3 killed and 11 more injured as blast hits tourist bus in Egypt

Europe

Cairo: There people were killed and 11 other people were injured on Friday when a bus was hit by a roadside bomb in Giza, Egypt, the Interior Ministry said.





It was reported that two Vietnamese tourists were killed and one was an Egyptian tourist guide.

Ten of the wounded were Vietnamese tourists and one was an Egyptian, a ministry statement said.

The bus was hit by an explosion from an improvised device hidden near a wall on Marioutiya street at around 6:15 pm local time, it said.

The roadside explosion hit a tourist bus near the Giza pyramids.

The explosion occurred on Al Maryotiya Road, a long road off Al Haram Road, one of the most famous streets in Greater Cairo.

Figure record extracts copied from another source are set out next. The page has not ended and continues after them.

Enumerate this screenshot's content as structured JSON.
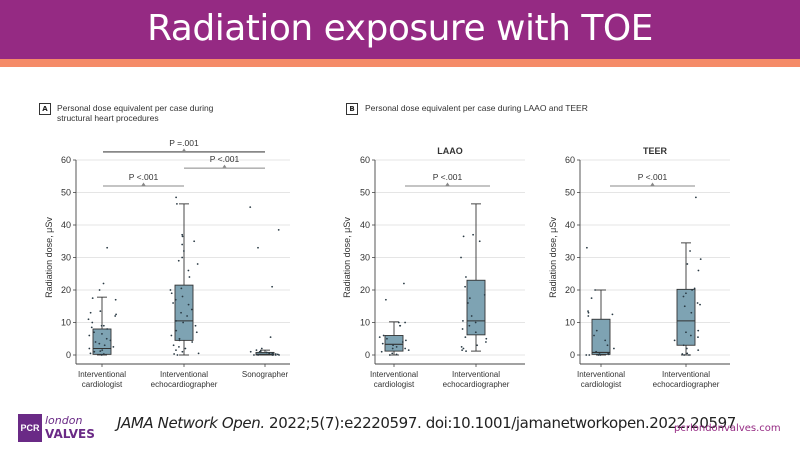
{
  "header": {
    "title": "Radiation exposure with TOE",
    "bg_color": "#952a83",
    "accent_color": "#f58b68"
  },
  "footer": {
    "journal": "JAMA Network Open.",
    "citation_rest": " 2022;5(7):e2220597. doi:10.1001/jamanetworkopen.2022.20597",
    "url": "pcrlondonvalves.com",
    "logo": {
      "pcr": "PCR",
      "london": "london",
      "valves": "VALVES"
    }
  },
  "panels": {
    "A": {
      "label": "A",
      "title_line1": "Personal dose equivalent per case during",
      "title_line2": "structural heart procedures"
    },
    "B": {
      "label": "B",
      "title": "Personal dose equivalent per case during LAAO and TEER"
    }
  },
  "colors": {
    "box_fill": "#7ea3b3",
    "box_stroke": "#333333",
    "point": "#2a3a44",
    "grid": "#dddddd"
  },
  "chart_data": [
    {
      "type": "box",
      "id": "A",
      "title": "",
      "xlabel": "",
      "ylabel": "Radiation dose, μSv",
      "ylim": [
        0,
        60
      ],
      "yticks": [
        0,
        10,
        20,
        30,
        40,
        50,
        60
      ],
      "grid": true,
      "categories": [
        [
          "Interventional",
          "cardiologist"
        ],
        [
          "Interventional",
          "echocardiographer"
        ],
        [
          "Sonographer"
        ]
      ],
      "boxes": [
        {
          "min": 0,
          "q1": 0.2,
          "median": 2,
          "q3": 8,
          "max": 17.8
        },
        {
          "min": 0,
          "q1": 4.5,
          "median": 10.5,
          "q3": 21.5,
          "max": 46.5
        },
        {
          "min": 0,
          "q1": 0,
          "median": 0.2,
          "q3": 0.8,
          "max": 1.5
        }
      ],
      "points": [
        [
          0,
          0.3,
          0.5,
          1,
          1.2,
          1.5,
          2,
          2.5,
          3,
          3.5,
          4,
          4.5,
          5,
          6,
          6.5,
          7,
          8,
          8.5,
          9,
          9,
          10,
          11,
          12,
          12.5,
          13,
          13.5,
          17,
          17.5,
          20,
          22,
          33
        ],
        [
          0,
          0.3,
          0.5,
          1,
          1.5,
          2,
          2.5,
          3,
          4,
          4.5,
          5,
          6,
          7,
          7.5,
          9,
          10,
          10.5,
          12,
          13,
          14,
          15.5,
          16,
          17,
          18,
          19,
          20,
          20.5,
          24,
          26,
          28,
          29,
          30,
          32,
          34,
          35,
          36.5,
          37,
          46.5,
          48.5
        ],
        [
          0,
          0,
          0,
          0,
          0,
          0,
          0.2,
          0.3,
          0.5,
          0.5,
          0.8,
          1,
          1,
          1.2,
          1.5,
          2,
          5.5,
          21,
          33,
          38.5,
          45.5
        ]
      ],
      "annotations": [
        {
          "text": "P <.001",
          "from": 0,
          "to": 1,
          "y": 52
        },
        {
          "text": "P <.001",
          "from": 1,
          "to": 2,
          "y": 57.5
        },
        {
          "text": "P =.001",
          "from": 0,
          "to": 2,
          "y": 62.5
        }
      ]
    },
    {
      "type": "box",
      "id": "B-LAAO",
      "title": "LAAO",
      "ylabel": "Radiation dose, μSv",
      "ylim": [
        0,
        60
      ],
      "yticks": [
        0,
        10,
        20,
        30,
        40,
        50,
        60
      ],
      "grid": true,
      "categories": [
        [
          "Interventional",
          "cardiologist"
        ],
        [
          "Interventional",
          "echocardiographer"
        ]
      ],
      "boxes": [
        {
          "min": 0,
          "q1": 1.2,
          "median": 3.3,
          "q3": 6,
          "max": 10.2
        },
        {
          "min": 1.2,
          "q1": 6.2,
          "median": 10.5,
          "q3": 23,
          "max": 46.5
        }
      ],
      "points": [
        [
          0,
          0.2,
          0.5,
          1,
          1.5,
          2,
          2,
          2.5,
          3,
          3.5,
          4,
          4.5,
          5,
          5.5,
          6,
          9,
          9,
          10,
          10,
          17,
          22
        ],
        [
          1.2,
          1.5,
          2,
          2.5,
          3,
          4,
          5,
          5.5,
          7,
          8,
          9,
          10,
          10.5,
          12,
          16,
          17.5,
          18.5,
          21,
          24,
          30,
          35,
          36.5,
          37
        ]
      ],
      "annotations": [
        {
          "text": "P <.001",
          "from": 0,
          "to": 1,
          "y": 52
        }
      ]
    },
    {
      "type": "box",
      "id": "B-TEER",
      "title": "TEER",
      "ylabel": "Radiation dose, μSv",
      "ylim": [
        0,
        60
      ],
      "yticks": [
        0,
        10,
        20,
        30,
        40,
        50,
        60
      ],
      "grid": true,
      "categories": [
        [
          "Interventional",
          "cardiologist"
        ],
        [
          "Interventional",
          "echocardiographer"
        ]
      ],
      "boxes": [
        {
          "min": 0,
          "q1": 0.2,
          "median": 0.8,
          "q3": 11,
          "max": 20
        },
        {
          "min": 0,
          "q1": 3,
          "median": 10.5,
          "q3": 20.2,
          "max": 34.5
        }
      ],
      "points": [
        [
          0,
          0,
          0,
          0,
          0.2,
          0.3,
          0.5,
          1,
          2,
          3,
          4.5,
          6,
          7.5,
          12,
          12.5,
          13,
          13.5,
          17.5,
          20,
          33
        ],
        [
          0,
          0,
          0.3,
          0.5,
          1.5,
          2,
          3,
          4.5,
          5.5,
          6,
          7,
          7.5,
          13,
          15,
          15.5,
          16,
          18,
          19,
          20,
          20.5,
          26,
          28,
          29.5,
          32,
          48.5
        ]
      ],
      "annotations": [
        {
          "text": "P <.001",
          "from": 0,
          "to": 1,
          "y": 52
        }
      ]
    }
  ]
}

An Egyptian security source told the Guardian the bus had 14 people on board and an IED exploded as it approached. Reuters reported that the device was hidden near a wall on Marioutiya Street off Al Haram Road, one of the most famous streets in Greater Cairo.

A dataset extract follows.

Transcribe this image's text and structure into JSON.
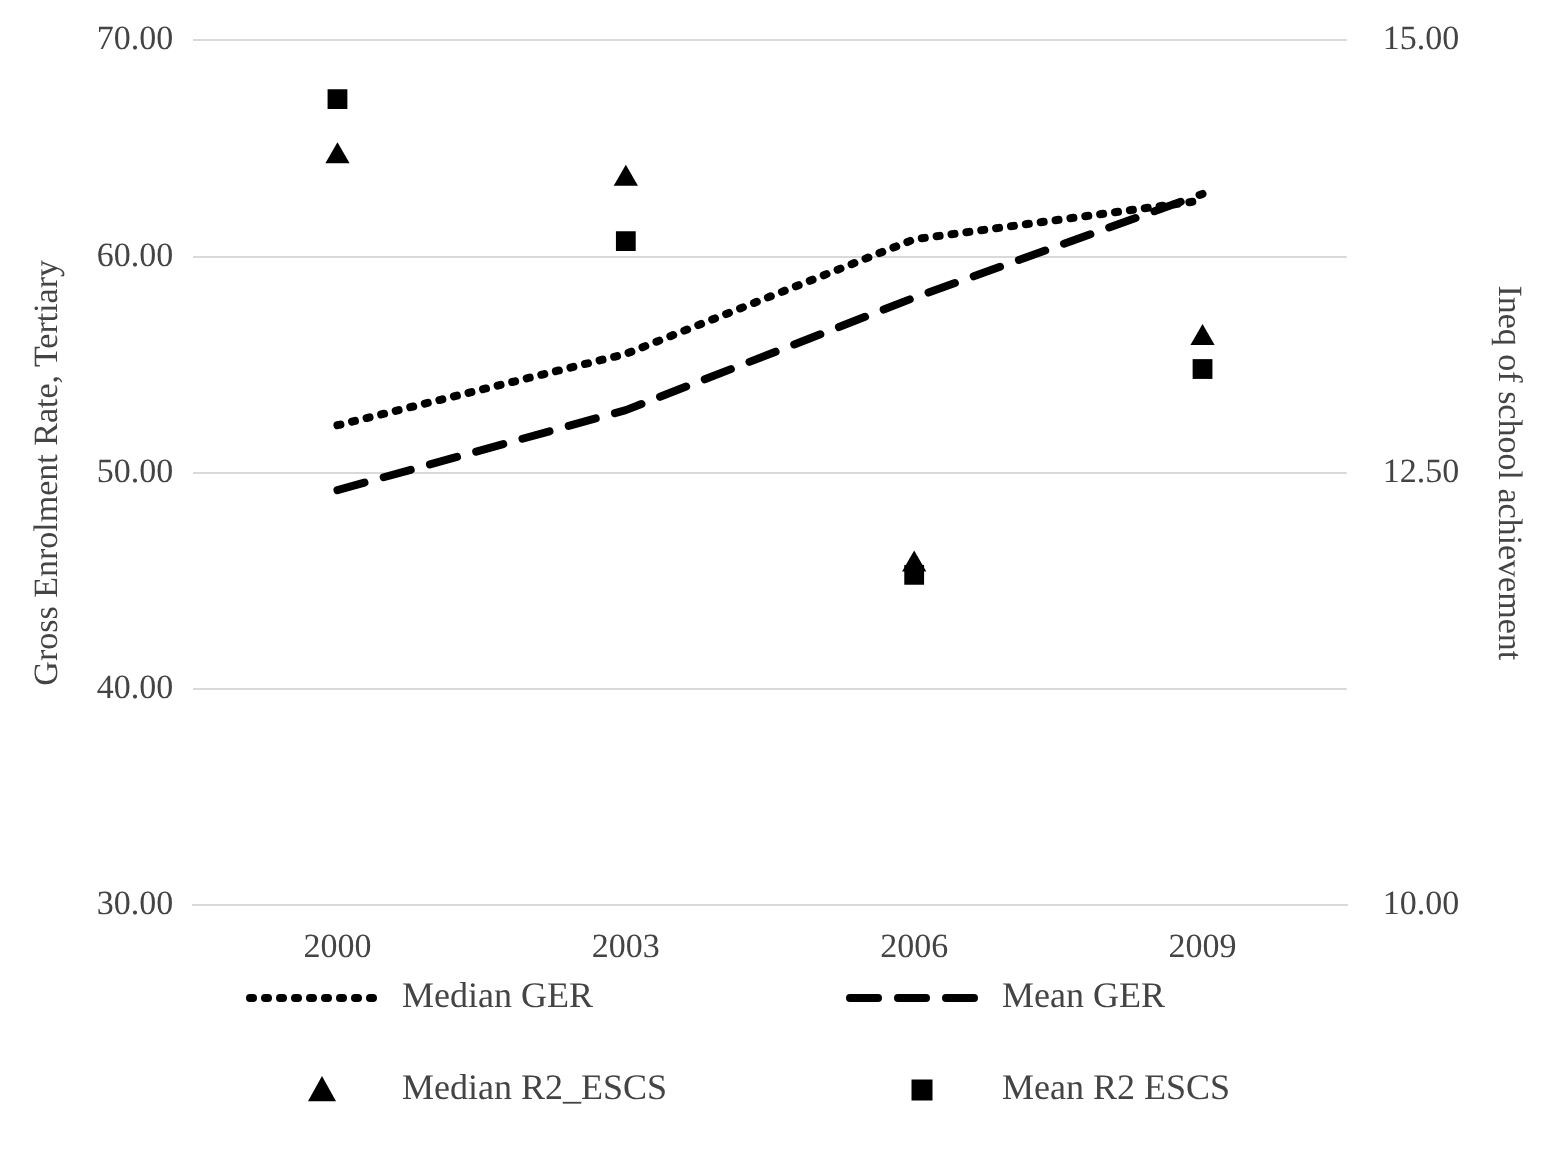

Police forces and ambulances attended the scene, and the injured individuals were transferred to nearby hospitals.



Ahmed Samy, a tuk-tuk driver, said he saw the bus after the blast and and locals and drivers were helping the injured to get out. “One of the passengers was dead and was covered in blood,” he said.

No militant group has yet claimed responsibility for Friday’s attack. The most active group has been Daesh, which has been operating mainly in North Sinai. An Isis-linked group claimed responsibility for the explosion on the Russian plane.

Daesh also claimed responsibility for a January 2016 attack in Hurghada where two militants entered a hotel and stabbed three tourists. The Swede and two Austrians survived.

In February 2014, the militant group Ansar Bayt al-Maqdis, which later pledged allegiance to Dsaesh claimed a bomb attack that ripped through a tourist bus on the Egyptian side of the Taba border crossing with Israel, killing four and injuring some 30 passengers.

Prior to the Russian plane explosion, the deadliest attack to target tourists took place in Luxor in 1997 when more than 60 people, the vast majority foreign tourists, were murdered by militants armed with guns and knives.



The prime minister, Mostafa Madbouly, visited the injured at Al-Haram hospital. He told reporters that the bus had not followed the path it was supposed to take where it would have been secured by the police.

Tourism has been one of the main contributors to Egypt’s economy, contributing around 375bn Egyptian pounds to the economy (£16bn), or 11% of GDP, in 2017, according to the World Travel and Tourism Council.